Anyway on to the Free Market.
So we have global free markets, any one in the world who can do the job can be contracted to do it. You do a risk assessment, cost assessment - acceptable, manageable risk? Bottom line rewards? bang you have your contractor.
But the risks for IT outsourcing became manageble only after the huge H1-B Visa programs. Foreign contractors brought in to fill tech jobs where there was a "shortage" of domestic skills.
Where was the free market then? If there is a shortage on the supply side, and a surge in demand, then prices (IT wages) go up. They did, but the H1-B system limited that market force. If the market for U.S. IT work had been allowed to float without market interference, then you would have seen companies paying for peoples IT training, funding university programs to get more IT workers into the market, luring engineers and lawyers into the IT market. We did see all of that, would have seen more.

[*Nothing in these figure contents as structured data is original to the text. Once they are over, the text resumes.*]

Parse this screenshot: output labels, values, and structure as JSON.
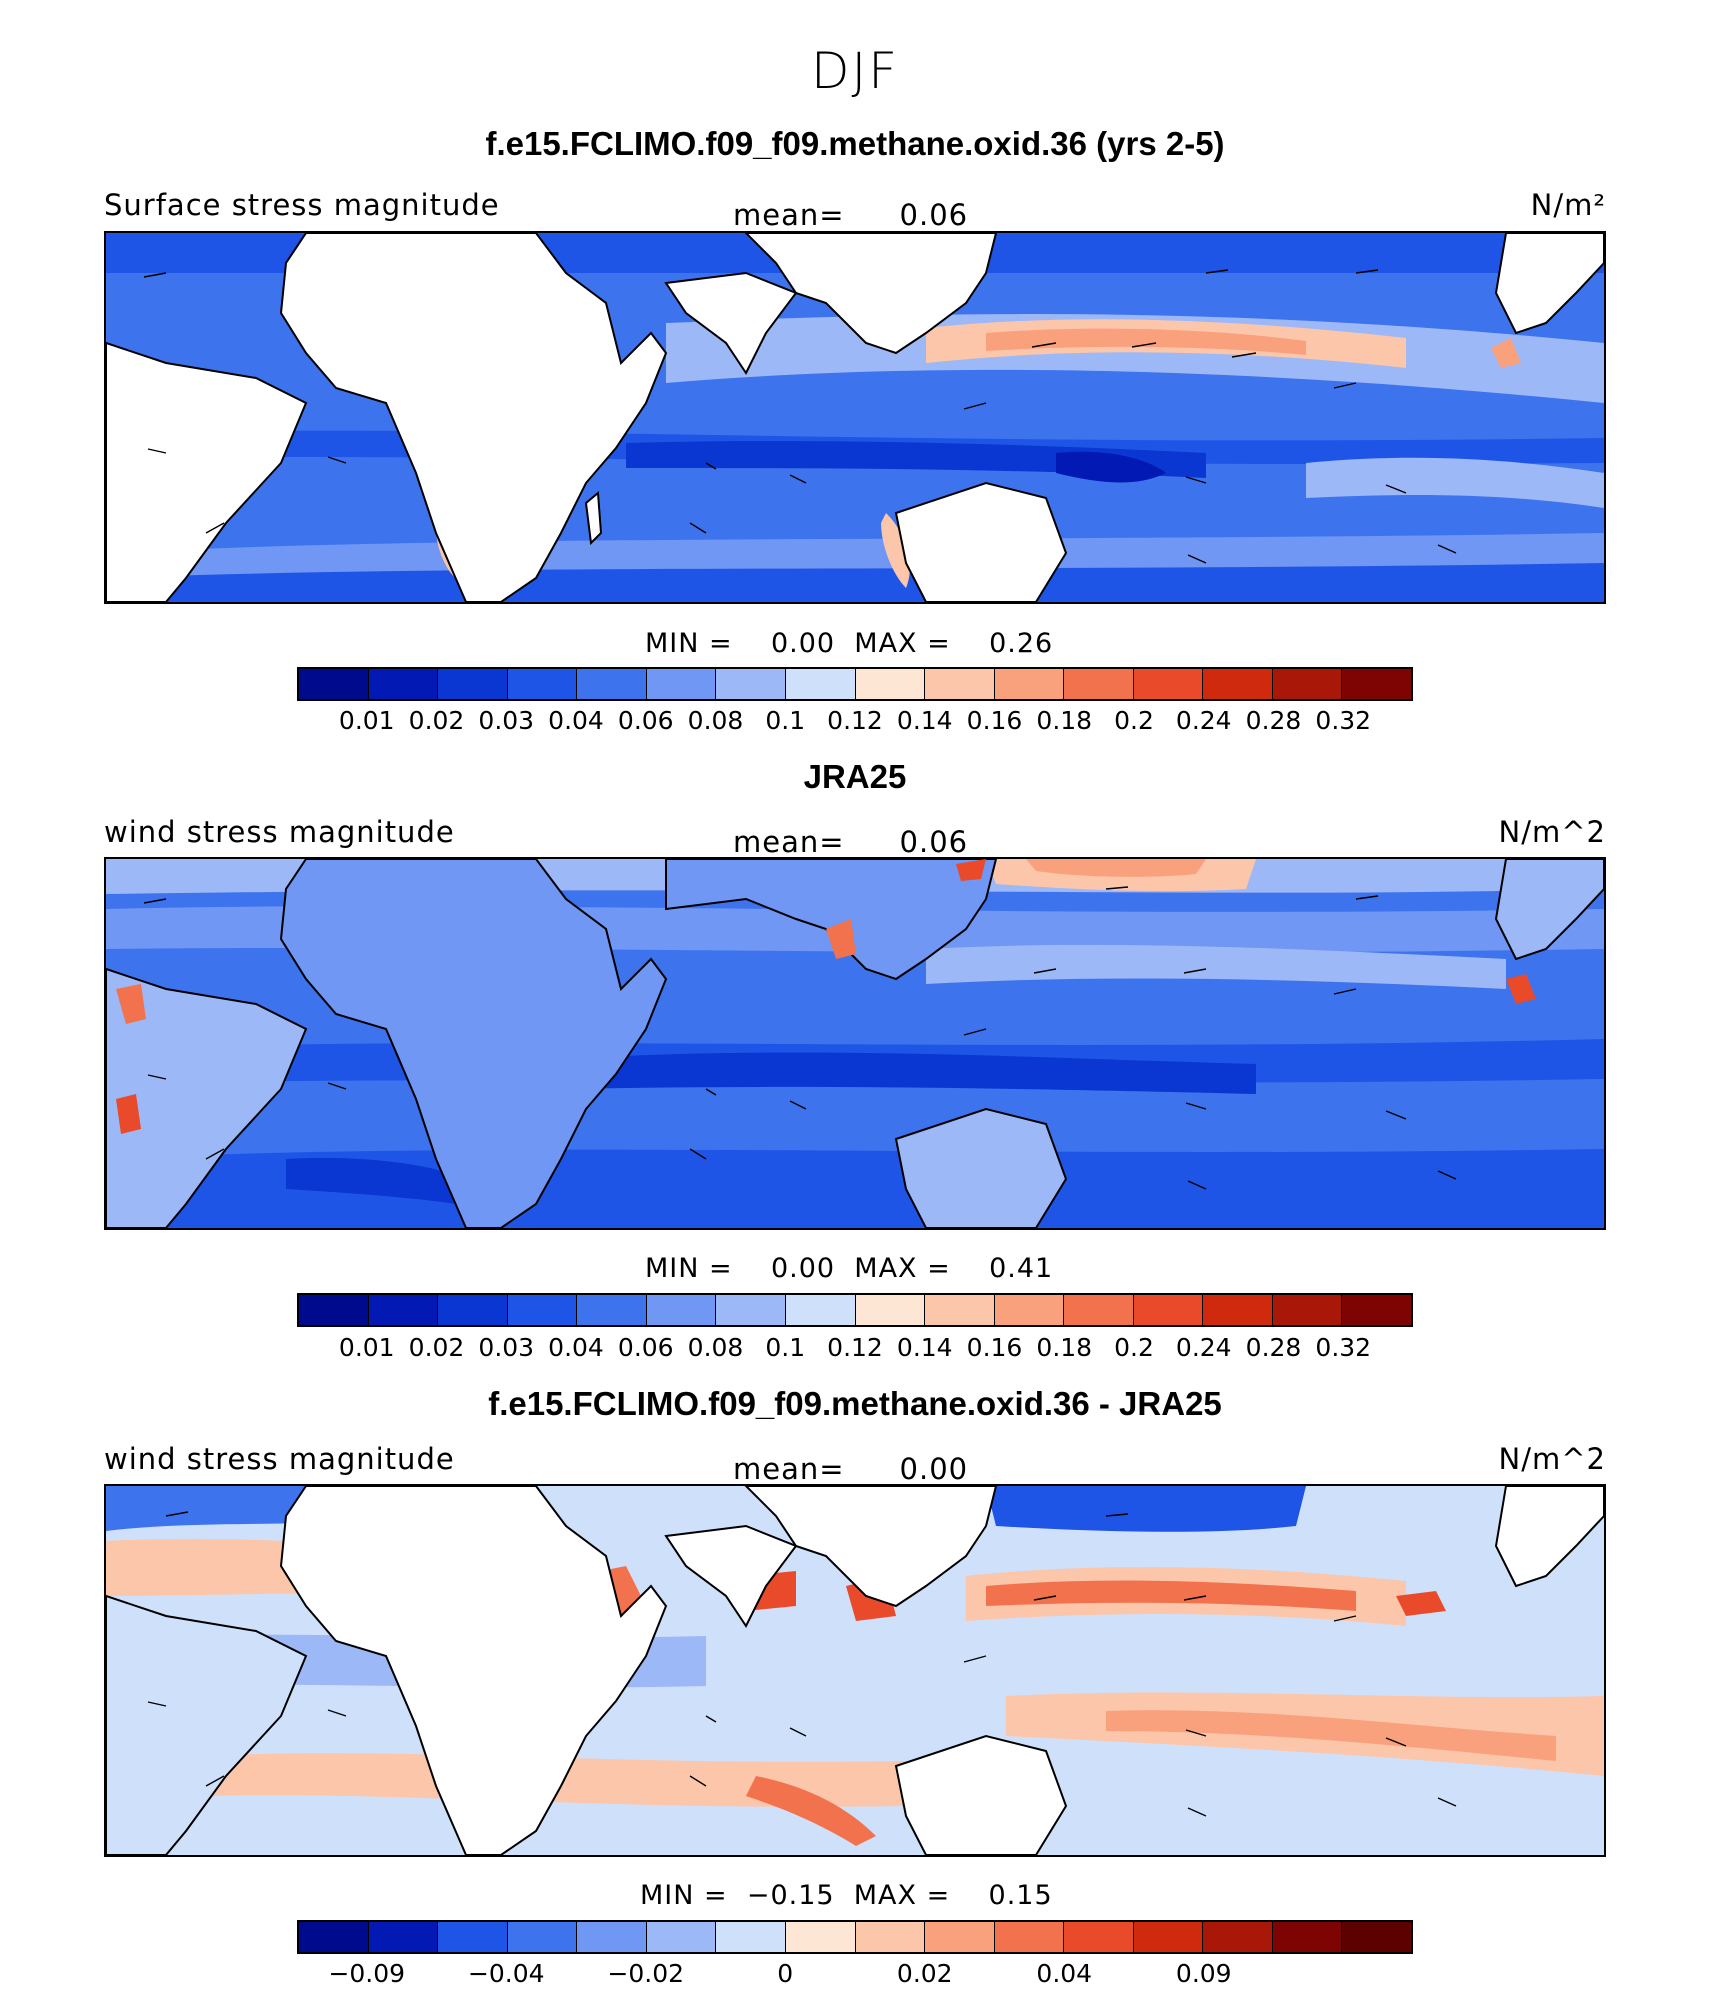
{
  "season": "DJF",
  "palette_blue_red": [
    "#000a8c",
    "#0219b3",
    "#0a36d1",
    "#1f55e6",
    "#3e73ee",
    "#6f97f3",
    "#9db8f7",
    "#cfe0fa",
    "#fde6d3",
    "#fcc6ab",
    "#f9a07c",
    "#f2724d",
    "#e84a2a",
    "#cf2a0e",
    "#a91708",
    "#7e0303"
  ],
  "panels": [
    {
      "title": "f.e15.FCLIMO.f09_f09.methane.oxid.36 (yrs 2-5)",
      "variable": "Surface stress magnitude",
      "mean_label": "mean=",
      "mean_value": "0.06",
      "units": "N/m²",
      "min_max": "MIN =    0.00  MAX =    0.26",
      "colorbar_ticks": [
        "0.01",
        "0.02",
        "0.03",
        "0.04",
        "0.06",
        "0.08",
        "0.1",
        "0.12",
        "0.14",
        "0.16",
        "0.18",
        "0.2",
        "0.24",
        "0.28",
        "0.32"
      ]
    },
    {
      "title": "JRA25",
      "variable": "wind stress magnitude",
      "mean_label": "mean=",
      "mean_value": "0.06",
      "units": "N/m^2",
      "min_max": "MIN =    0.00  MAX =    0.41",
      "colorbar_ticks": [
        "0.01",
        "0.02",
        "0.03",
        "0.04",
        "0.06",
        "0.08",
        "0.1",
        "0.12",
        "0.14",
        "0.16",
        "0.18",
        "0.2",
        "0.24",
        "0.28",
        "0.32"
      ]
    },
    {
      "title": "f.e15.FCLIMO.f09_f09.methane.oxid.36 - JRA25",
      "variable": "wind stress magnitude",
      "mean_label": "mean=",
      "mean_value": "0.00",
      "units": "N/m^2",
      "min_max": "MIN =  −0.15  MAX =    0.15",
      "colorbar_ticks": [
        "−0.09",
        "−0.04",
        "−0.02",
        "0",
        "0.02",
        "0.04",
        "0.09"
      ]
    }
  ]
}
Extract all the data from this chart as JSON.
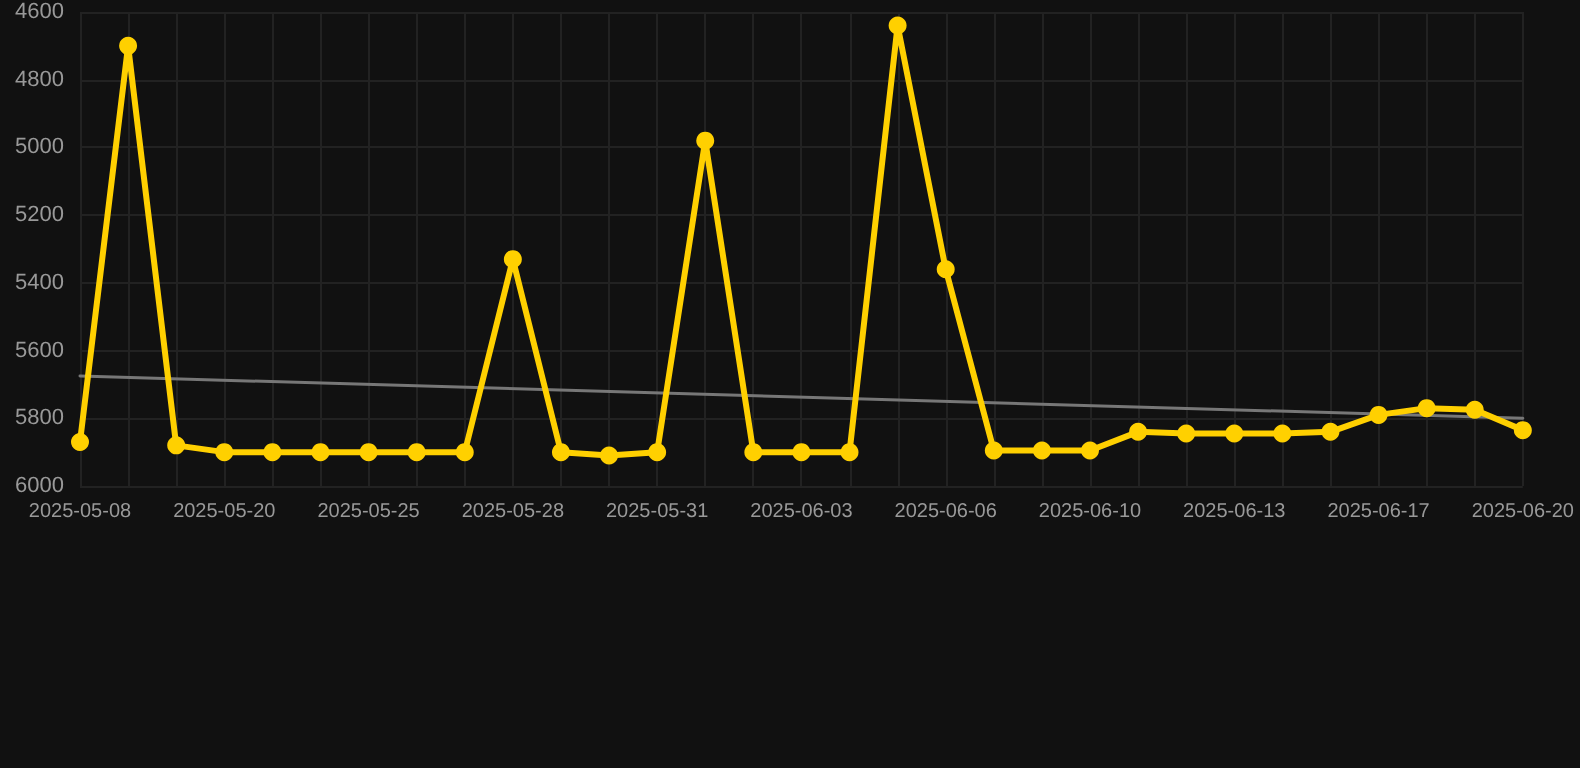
{
  "chart_data": {
    "type": "line",
    "categories": [
      "2025-05-08",
      null,
      null,
      "2025-05-20",
      null,
      null,
      "2025-05-25",
      null,
      null,
      "2025-05-28",
      null,
      null,
      "2025-05-31",
      null,
      null,
      "2025-06-03",
      null,
      null,
      "2025-06-06",
      null,
      null,
      "2025-06-10",
      null,
      null,
      "2025-06-13",
      null,
      null,
      "2025-06-17",
      null,
      null,
      "2025-06-20"
    ],
    "series": [
      {
        "color": "#ffd000",
        "marker": "circle",
        "values": [
          5870,
          4700,
          5880,
          5900,
          5900,
          5900,
          5900,
          5900,
          5900,
          5330,
          5900,
          5910,
          5900,
          4980,
          5900,
          5900,
          5900,
          4640,
          5360,
          5895,
          5895,
          5895,
          5840,
          5845,
          5845,
          5845,
          5840,
          5790,
          5770,
          5775,
          5835
        ]
      },
      {
        "color": "#777777",
        "marker": "none",
        "values": [
          5675,
          null,
          null,
          null,
          null,
          null,
          null,
          null,
          null,
          null,
          null,
          null,
          null,
          null,
          null,
          null,
          null,
          null,
          null,
          null,
          null,
          null,
          null,
          null,
          null,
          null,
          null,
          null,
          null,
          null,
          5800
        ]
      }
    ],
    "ylim": [
      6000,
      4600
    ],
    "yticks": [
      4600,
      4800,
      5000,
      5200,
      5400,
      5600,
      5800,
      6000
    ],
    "grid": true
  }
}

But a contractor here on a visa can't work for pennies. They have the same bills, taxes, employment rules etc. But they are often paid substantially lower than their co-workers. They are also usually hired through a contracting company who takes a percentage so that the actual person is making that much less.
http://www.h1b.info/Now the question is how/when will the world trade treaties handle the concept of "dumping" in regard to services? For material products, dumping would be importing something and selling it at a price below the "normal" price sort of defined as the market price for non-imported products.
If this applied to services, then an imported service (imported contractor or service provided by an outsourcer) should be prevented from significantly undercutting domestic competitors.
But if this were actually enforced for imported material products, then why would they ever get imported? You look at the risk, and the
cost, balance the two and choose .... to import? If anti-dumping prevents cost undercutting, then I have to assume that the risk of importing is less than the risk of producing domestically?
So what are those risks? (honestly hope someone can answer)
Is anti-dumping not being enforced?
Should or shouldn't dumping involve the risk-adjusted cost?